DELETE TOP (@DeleteIncrament) FROM Table WHERE where_clause

IF @@RowCount = 0 BREAK

END

maechismo_8514 SSCoach Points: 17510 More actions · Answer 4

Yep, always delete the rows in chunks for every 1000 rows or 10,000 rows and then after deletion process is done you can set up a job to Shrink the log file using : DBCC SHRINKFILE

and also you can set your reocvery model to simple as you stated before if you dont need point in time recovery

noeld SSC Guru Points: 96590 More actions · Answer 5

David Kranes (2/19/2009)
This will not work because select into will not give me the true definition of the table, specifically the division_id which is a computed column. I suppose I could create the table and then insert into it and then create the primary key index.
Are there any other ways you can think of?
Thank you for your input.

The tip about SELECT INTO is that it is a minimally logged operation but if you try to add the calculated column as an after the Fact thing you will end up scanning the table twice and generating as much log activity.

The idea of batching the deletes works IF you interlace it with Transaction log Backups or your DB is in Simple Recovery mode.

There is also the idea of using Partition switching to take part of the table in and out the main and drop the exiting partition. I have not played with it long enough but if it delivers on the MS promise that could be your solution.

* Noel

Lynn Pettis SSC Guru Points: 442467 More actions · Answer 6

Just remember that table partitions are only available in the Enterprise Edition.

David Kranes SSCrazy Points: 2523 More actions · Answer 7

I am using the batch method with 100000 row chunks and it is working very well.

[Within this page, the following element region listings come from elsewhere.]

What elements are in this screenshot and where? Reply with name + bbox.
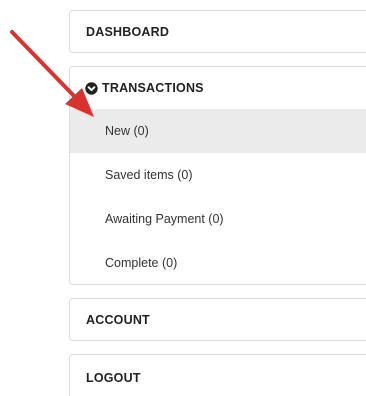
chevron-down-circle-icon (85, 81, 98, 95)
sidebar-menu: DASHBOARD TRANSACTIONS New (0) Saved ite… (0, 0, 366, 396)
submenu-item-new[interactable]: New (0) (70, 109, 366, 153)
submenu-item-complete[interactable]: Complete (0) (70, 241, 366, 285)
transactions-panel: TRANSACTIONS New (0) Saved items (0) Awa… (69, 66, 366, 285)
menu-item-account[interactable]: ACCOUNT (70, 299, 366, 340)
submenu-item-saved-items[interactable]: Saved items (0) (70, 153, 366, 197)
submenu-item-awaiting-payment[interactable]: Awaiting Payment (0) (70, 197, 366, 241)
menu-item-logout[interactable]: LOGOUT (70, 355, 366, 396)
menu-item-transactions[interactable]: TRANSACTIONS (70, 67, 366, 109)
annotation-arrow-shaft (10, 30, 79, 101)
account-panel: ACCOUNT (69, 298, 366, 341)
logout-panel: LOGOUT (69, 354, 366, 396)
menu-item-dashboard[interactable]: DASHBOARD (70, 11, 366, 52)
dashboard-panel: DASHBOARD (69, 10, 366, 53)
transactions-label: TRANSACTIONS (102, 81, 204, 95)
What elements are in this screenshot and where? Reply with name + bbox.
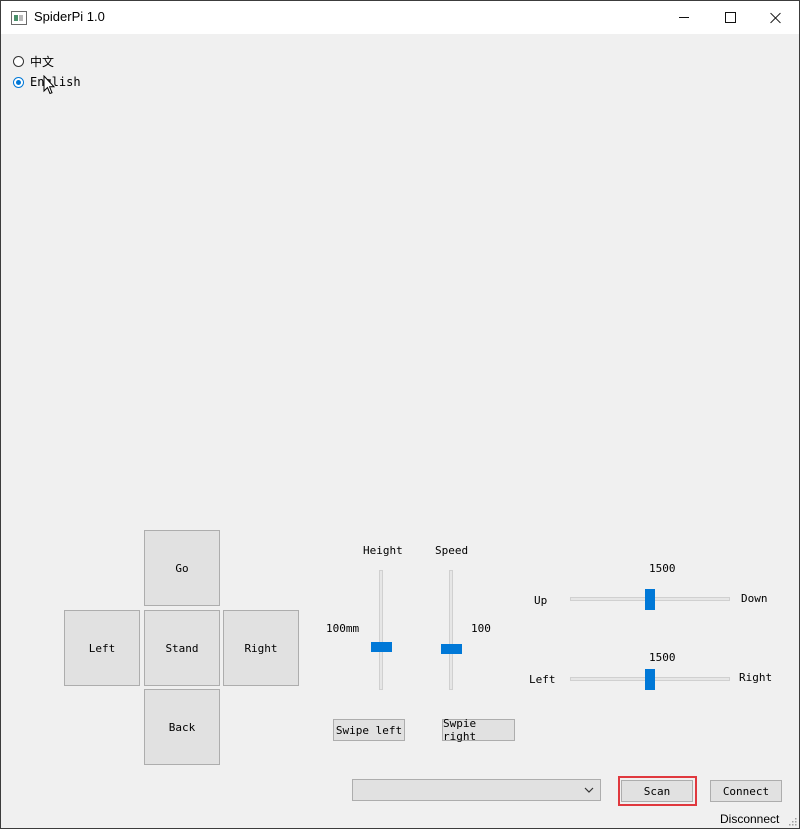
tilt-slider-handle[interactable] bbox=[645, 669, 655, 690]
swipe-right-button[interactable]: Swpie right bbox=[442, 717, 515, 743]
maximize-button[interactable] bbox=[707, 1, 753, 34]
height-slider-track[interactable] bbox=[379, 570, 383, 690]
radio-button-chinese[interactable] bbox=[13, 56, 24, 67]
minimize-icon bbox=[679, 17, 689, 18]
tilt-slider-right-label: Right bbox=[739, 671, 773, 684]
pan-slider-handle[interactable] bbox=[645, 589, 655, 610]
close-icon bbox=[770, 12, 782, 24]
left-button[interactable]: Left bbox=[64, 610, 140, 686]
device-select[interactable] bbox=[352, 779, 601, 801]
scan-button[interactable]: Scan bbox=[621, 780, 693, 802]
pan-slider-value: 1500 bbox=[649, 562, 676, 575]
minimize-button[interactable] bbox=[661, 1, 707, 34]
speed-label: Speed bbox=[435, 544, 469, 557]
speed-slider-handle[interactable] bbox=[441, 643, 462, 654]
back-button[interactable]: Back bbox=[144, 689, 220, 765]
pan-slider-left-label: Up bbox=[534, 594, 548, 607]
radio-chinese[interactable]: 中文 bbox=[13, 53, 54, 70]
go-button[interactable]: Go bbox=[144, 530, 220, 606]
radio-label-chinese: 中文 bbox=[30, 55, 55, 69]
connection-status: Disconnect bbox=[720, 812, 780, 826]
app-window: SpiderPi 1.0 中文 English Go Left Stand Ri… bbox=[0, 0, 800, 829]
height-slider-handle[interactable] bbox=[371, 641, 392, 652]
stand-button[interactable]: Stand bbox=[144, 610, 220, 686]
height-label: Height bbox=[363, 544, 403, 557]
height-value: 100mm bbox=[326, 622, 360, 635]
maximize-icon bbox=[724, 12, 736, 23]
connect-button[interactable]: Connect bbox=[710, 780, 782, 802]
chevron-down-icon bbox=[584, 787, 594, 793]
tilt-slider-value: 1500 bbox=[649, 651, 676, 664]
resize-grip-icon[interactable] bbox=[787, 816, 797, 826]
radio-label-english: English bbox=[30, 75, 81, 89]
speed-value: 100 bbox=[471, 622, 491, 635]
title-bar[interactable]: SpiderPi 1.0 bbox=[1, 1, 799, 34]
radio-button-english[interactable] bbox=[13, 76, 24, 88]
tilt-slider-left-label: Left bbox=[529, 673, 556, 686]
speed-slider-track[interactable] bbox=[449, 570, 453, 690]
app-icon bbox=[11, 11, 27, 25]
close-button[interactable] bbox=[753, 1, 799, 34]
mouse-cursor-icon bbox=[43, 75, 55, 95]
swipe-left-button[interactable]: Swipe left bbox=[333, 719, 405, 741]
right-button[interactable]: Right bbox=[223, 610, 299, 686]
window-title: SpiderPi 1.0 bbox=[34, 9, 105, 24]
pan-slider-right-label: Down bbox=[741, 592, 768, 605]
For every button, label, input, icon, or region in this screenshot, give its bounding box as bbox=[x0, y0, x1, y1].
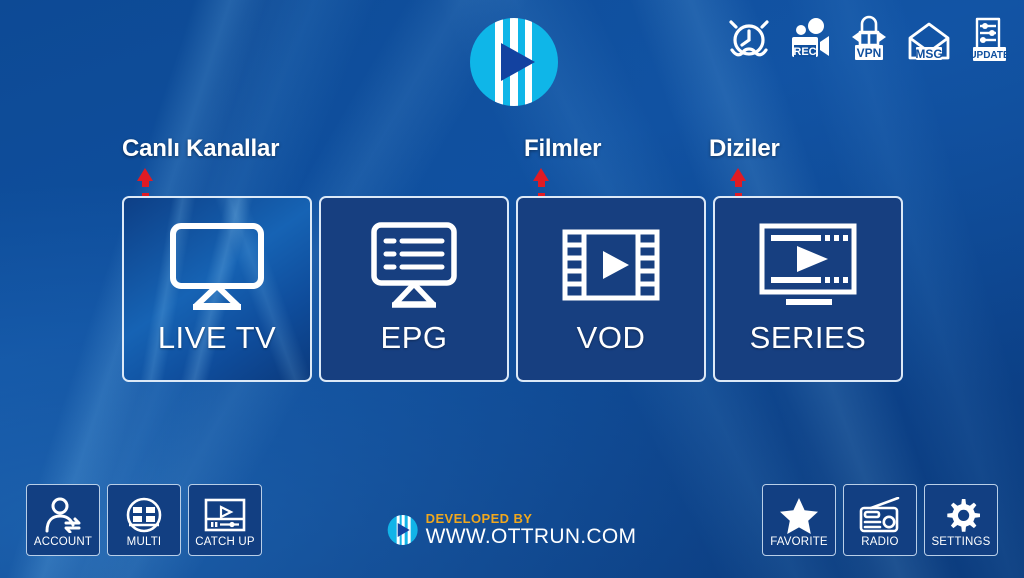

There is very little to no logging occurring. My question is with this process occurring every day could the table become fragmented? Is there any maintenance I should add to the routine to prevent this or any other potential issues? I already update statistics at the end of the data load. This is a customer database and we do not manage their backups so I can't play with the recovery mode.

Best Regards,

~David

Steve Jones - SSC Editor SSC Guru Points: 734459 More actions · Answer 8

It can fragment, and you'd need to rebuild the clustered index to fix this. In EE you can do this online.

David Kranes SSCrazy Points: 2523 More actions · Answer 9

Steve, what is the best way to schedule this say weekly? Is it best to use ALTER INDEX, DBCC DBREINDEX or some other method? Thank you.

Best Regards,

~David

Steve Jones - SSC Editor SSC Guru Points: 734459 More actions · Answer 10

How big is the db?

A blanket, weekly schedule can work, but it can use more resources than needed. There are lots of scripts on this site that calculate fragmentation and then only reindex those items. I'd also schedule this for a low time.

DBCC is a good way to do it, but be smart about how to call DBCC and for which tables. Have an idea of how long it will take and the impact to your system, which means testing.

David Kranes SSCrazy Points: 2523 More actions · Answer 11

Steve, there are only 2 tables that are heavily deleted from and inserted into. those are the ones that would need any type of defragmenting on a somewhat regular basis. Thank you kindly for all your help.

Best Regards,

~David

maechismo_8514 SSCoach Points: 17510 More actions · Answer 12

David Kranes (2/20/2009)
Steve, there are only 2 tables that are heavily deleted from and inserted into. those are the ones that would need any type of defragmenting on a somewhat regular basis. Thank you kindly for all your help.

what is the size of each table? because fragmentation is quite normal for smaller tables and its well over 65% or 70%.

check the fragmentation percentage after inserting. Ideally over 30% rebuild then or defrag them.